Wed, 14 Nov 2001

No victory yet but scales tip in Afgahnistan

Guardian News Service, London

Victory celebrations in Afghanistan would be premature, even without the news from New York. The rapid advance of the Northern Alliance may yet pause along a line running roughly south-west from Kabul. Most opposition factions say they have no plans to extend their campaign into the Pashtun heartlands.

The retreating Taliban have nowhere to run, except perhaps into Pakistan. With Kandahar still the focal point of Mullah Omar's resistance, Afghanistan could be facing de facto partition largely along ethnic lines.

The danger is that this division may become entrenched unless key Pashtun tribal chiefs switch sides (as U.S.-backed leaders such as Hamid Karzai predict) and the Taliban regime suddenly implodes.

Denied a continuation of the present, successful formula of heavy bombing followed up by proxy ground troops, western special forces would then be reduced to mounting their own hazardous hit- and-run raids. Even under the scenario most favorable to Washington -- the swift collapse of the regime -- it is unclear how a protracted mountain guerrilla war involving Taliban diehards and their Arab, Pakistani and Chechen allies is to be avoided. It is also uncertain how this capture of territory immediately advances the war's almost forgotten, primary objective -- the capture (or if President George Bush has his way, the lethal elimination) of Osama bin Laden and his elusive al-Qaida thugs in the remote caves of Helmand province.

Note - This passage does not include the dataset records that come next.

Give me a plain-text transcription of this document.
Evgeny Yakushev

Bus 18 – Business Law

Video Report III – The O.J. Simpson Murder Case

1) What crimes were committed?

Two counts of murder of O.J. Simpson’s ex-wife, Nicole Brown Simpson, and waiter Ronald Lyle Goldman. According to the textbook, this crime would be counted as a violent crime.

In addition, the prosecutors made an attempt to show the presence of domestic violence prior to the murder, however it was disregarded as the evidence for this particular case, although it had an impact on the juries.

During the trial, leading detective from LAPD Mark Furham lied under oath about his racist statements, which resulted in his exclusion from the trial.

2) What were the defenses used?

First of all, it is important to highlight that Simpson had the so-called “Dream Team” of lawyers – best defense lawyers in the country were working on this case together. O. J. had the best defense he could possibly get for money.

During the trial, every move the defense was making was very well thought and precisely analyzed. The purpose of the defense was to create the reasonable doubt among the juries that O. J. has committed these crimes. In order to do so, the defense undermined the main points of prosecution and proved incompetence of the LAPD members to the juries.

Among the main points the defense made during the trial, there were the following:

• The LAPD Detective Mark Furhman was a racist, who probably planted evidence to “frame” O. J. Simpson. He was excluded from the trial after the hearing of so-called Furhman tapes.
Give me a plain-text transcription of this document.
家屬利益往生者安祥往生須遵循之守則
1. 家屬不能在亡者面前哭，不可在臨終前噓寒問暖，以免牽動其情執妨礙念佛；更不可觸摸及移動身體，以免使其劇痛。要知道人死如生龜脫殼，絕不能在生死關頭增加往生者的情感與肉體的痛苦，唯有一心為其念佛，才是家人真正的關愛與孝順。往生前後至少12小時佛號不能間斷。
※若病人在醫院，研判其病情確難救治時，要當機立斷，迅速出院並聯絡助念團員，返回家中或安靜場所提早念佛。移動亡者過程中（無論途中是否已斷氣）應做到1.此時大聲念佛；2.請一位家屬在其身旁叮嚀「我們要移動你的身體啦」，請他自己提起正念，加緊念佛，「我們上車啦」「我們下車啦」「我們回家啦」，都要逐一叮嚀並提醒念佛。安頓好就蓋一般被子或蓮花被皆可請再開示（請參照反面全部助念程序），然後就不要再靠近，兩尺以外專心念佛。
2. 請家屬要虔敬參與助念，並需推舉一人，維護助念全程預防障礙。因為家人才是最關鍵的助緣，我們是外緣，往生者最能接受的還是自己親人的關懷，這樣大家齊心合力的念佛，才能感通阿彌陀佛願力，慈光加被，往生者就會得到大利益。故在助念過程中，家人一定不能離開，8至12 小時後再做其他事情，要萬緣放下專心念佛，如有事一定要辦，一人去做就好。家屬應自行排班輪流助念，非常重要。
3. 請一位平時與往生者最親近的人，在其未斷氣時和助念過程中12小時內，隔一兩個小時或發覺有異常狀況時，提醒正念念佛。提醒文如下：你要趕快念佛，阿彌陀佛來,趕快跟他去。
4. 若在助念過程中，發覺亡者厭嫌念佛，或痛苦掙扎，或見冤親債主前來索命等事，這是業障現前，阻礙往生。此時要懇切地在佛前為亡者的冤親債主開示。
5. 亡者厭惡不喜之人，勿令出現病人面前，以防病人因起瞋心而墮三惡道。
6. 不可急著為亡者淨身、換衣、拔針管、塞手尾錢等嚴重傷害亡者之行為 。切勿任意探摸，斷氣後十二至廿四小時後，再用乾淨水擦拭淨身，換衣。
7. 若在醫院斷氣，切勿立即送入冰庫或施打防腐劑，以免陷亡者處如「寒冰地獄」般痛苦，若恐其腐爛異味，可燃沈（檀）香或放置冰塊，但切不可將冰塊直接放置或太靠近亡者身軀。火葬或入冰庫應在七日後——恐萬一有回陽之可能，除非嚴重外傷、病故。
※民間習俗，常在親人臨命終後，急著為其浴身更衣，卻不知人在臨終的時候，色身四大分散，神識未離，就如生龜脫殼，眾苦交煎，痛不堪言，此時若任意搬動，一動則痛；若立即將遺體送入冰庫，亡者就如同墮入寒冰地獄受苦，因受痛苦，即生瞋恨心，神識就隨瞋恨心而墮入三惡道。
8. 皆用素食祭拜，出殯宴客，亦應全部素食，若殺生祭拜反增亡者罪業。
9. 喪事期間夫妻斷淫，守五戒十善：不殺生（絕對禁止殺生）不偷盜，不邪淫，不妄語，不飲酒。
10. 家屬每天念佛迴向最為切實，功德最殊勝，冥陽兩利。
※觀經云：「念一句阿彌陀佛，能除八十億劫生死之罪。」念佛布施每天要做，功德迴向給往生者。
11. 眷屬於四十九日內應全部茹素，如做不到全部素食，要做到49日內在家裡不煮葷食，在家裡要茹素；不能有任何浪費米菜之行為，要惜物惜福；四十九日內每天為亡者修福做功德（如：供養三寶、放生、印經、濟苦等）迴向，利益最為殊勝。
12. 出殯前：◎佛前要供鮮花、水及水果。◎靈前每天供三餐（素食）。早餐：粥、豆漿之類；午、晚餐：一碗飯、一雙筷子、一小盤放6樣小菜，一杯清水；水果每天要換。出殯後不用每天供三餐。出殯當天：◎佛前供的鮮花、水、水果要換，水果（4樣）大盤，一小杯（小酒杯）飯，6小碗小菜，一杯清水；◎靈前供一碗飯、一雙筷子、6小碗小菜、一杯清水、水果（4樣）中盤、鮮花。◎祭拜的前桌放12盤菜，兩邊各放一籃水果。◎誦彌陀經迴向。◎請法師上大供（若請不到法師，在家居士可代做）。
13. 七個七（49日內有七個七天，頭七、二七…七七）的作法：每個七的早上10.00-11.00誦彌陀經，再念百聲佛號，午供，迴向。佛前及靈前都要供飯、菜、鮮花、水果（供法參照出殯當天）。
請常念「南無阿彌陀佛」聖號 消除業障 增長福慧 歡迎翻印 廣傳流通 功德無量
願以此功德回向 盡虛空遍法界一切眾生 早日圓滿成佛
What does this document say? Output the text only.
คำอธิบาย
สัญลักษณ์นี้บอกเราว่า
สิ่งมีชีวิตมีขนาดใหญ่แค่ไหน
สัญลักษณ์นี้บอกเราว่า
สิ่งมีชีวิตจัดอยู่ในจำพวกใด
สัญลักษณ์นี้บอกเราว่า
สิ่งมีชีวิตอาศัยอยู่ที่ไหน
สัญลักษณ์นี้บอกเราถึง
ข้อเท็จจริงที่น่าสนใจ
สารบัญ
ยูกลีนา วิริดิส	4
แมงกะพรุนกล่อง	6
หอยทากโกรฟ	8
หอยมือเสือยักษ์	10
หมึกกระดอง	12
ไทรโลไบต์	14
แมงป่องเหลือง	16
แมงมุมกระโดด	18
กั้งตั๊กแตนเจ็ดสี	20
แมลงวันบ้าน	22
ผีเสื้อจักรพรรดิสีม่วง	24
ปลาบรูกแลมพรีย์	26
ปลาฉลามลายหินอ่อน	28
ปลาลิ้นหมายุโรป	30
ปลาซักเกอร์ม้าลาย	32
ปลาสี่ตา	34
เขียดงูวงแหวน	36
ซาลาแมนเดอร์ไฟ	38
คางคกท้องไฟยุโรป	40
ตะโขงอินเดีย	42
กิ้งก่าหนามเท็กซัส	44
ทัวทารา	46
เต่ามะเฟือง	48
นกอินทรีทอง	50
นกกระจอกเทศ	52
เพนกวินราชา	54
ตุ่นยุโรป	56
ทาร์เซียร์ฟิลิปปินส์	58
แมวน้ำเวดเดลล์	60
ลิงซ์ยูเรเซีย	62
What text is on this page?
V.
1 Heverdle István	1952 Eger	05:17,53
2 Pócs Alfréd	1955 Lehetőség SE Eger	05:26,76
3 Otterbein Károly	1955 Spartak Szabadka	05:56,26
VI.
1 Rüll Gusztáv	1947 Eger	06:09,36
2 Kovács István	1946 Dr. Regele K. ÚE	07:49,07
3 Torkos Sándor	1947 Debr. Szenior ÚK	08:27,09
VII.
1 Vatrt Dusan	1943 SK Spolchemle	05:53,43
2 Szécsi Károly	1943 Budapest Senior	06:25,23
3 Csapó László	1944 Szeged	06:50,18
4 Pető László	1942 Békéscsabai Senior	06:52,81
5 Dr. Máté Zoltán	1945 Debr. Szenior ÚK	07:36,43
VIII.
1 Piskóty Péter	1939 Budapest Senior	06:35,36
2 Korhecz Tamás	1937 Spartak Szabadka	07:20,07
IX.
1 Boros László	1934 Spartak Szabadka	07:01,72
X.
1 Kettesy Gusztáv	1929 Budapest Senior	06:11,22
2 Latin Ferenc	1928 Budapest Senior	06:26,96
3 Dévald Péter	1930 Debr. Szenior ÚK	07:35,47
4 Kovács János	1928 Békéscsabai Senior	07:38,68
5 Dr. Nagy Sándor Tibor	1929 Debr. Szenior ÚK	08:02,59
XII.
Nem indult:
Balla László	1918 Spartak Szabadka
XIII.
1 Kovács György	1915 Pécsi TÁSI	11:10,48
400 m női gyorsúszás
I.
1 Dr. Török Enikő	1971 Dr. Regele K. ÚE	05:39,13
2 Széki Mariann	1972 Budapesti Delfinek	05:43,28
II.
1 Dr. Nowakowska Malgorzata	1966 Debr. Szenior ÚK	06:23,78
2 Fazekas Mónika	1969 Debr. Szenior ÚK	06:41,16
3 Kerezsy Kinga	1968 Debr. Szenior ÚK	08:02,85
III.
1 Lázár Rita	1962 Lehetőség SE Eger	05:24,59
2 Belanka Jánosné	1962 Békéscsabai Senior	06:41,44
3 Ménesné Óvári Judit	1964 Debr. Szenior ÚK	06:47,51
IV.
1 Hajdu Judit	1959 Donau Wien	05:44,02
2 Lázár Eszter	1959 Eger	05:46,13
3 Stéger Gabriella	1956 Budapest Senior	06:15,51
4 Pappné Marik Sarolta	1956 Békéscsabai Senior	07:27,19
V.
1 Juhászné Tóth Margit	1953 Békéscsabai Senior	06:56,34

The opposition successes nevertheless present immediate opportunities that must be seized. With the fall of Mazar-i- Sharif, international humanitarian relief efforts can now be channeled across the border from Termez in Uzbekistan. Aid to the 2m northern Afghans most vulnerable to famine and cold can also be expedited via the Iranian border to Herat, if control of that city can be consolidated. The advance should also be used to accelerate the formation of a transitional multi-ethnic government which both includes and restrains the Northern Alliance and its more revengeful members. Britain and France are co-sponsoring a UN resolution to this end, and British foreign secretary Jack Straw speaks of a "province by province" approach to restoring post-Taliban self-government. But an umbrella agreement is required, too, providing for a nascent successor administration physically in place in either Mazar or Kabul. That would provide a crucial rallying point for those in Afghanistan who have not yet taken or changed sides, including moderate Taliban defectors. Urgent consideration must also be given to international peacekeeping in "liberated areas". Since the UN is willing to back but reluctant to provide such a force, Muslim countries such as Turkey or the vociferous Indonesians might take the lead.

Territorial gains and this sense of momentum, of scales tipping, may bring better, faster intelligence in the hunt for Bin Laden. It may even persuade the Taliban to hand him over in return for a respite. If they were to seek negotiations, even at this late stage, America would be unwise to rebuff them. It is also reasonable to expect that these gains will bring Ramadhan reductions in the American aerial bombardment that, while evidently destructive of the Taliban's northern front lines, has caused terrible suffering to civilians elsewhere and much justified outrage in the Muslim world. Likewise, the freeing-up of Arabian Sea carrier groups and other assets consequent on the creation of U.S. land bases inside Afghanistan must not be the occasion for launching new hunts for "war on terrorism" targets in Iraq and beyond.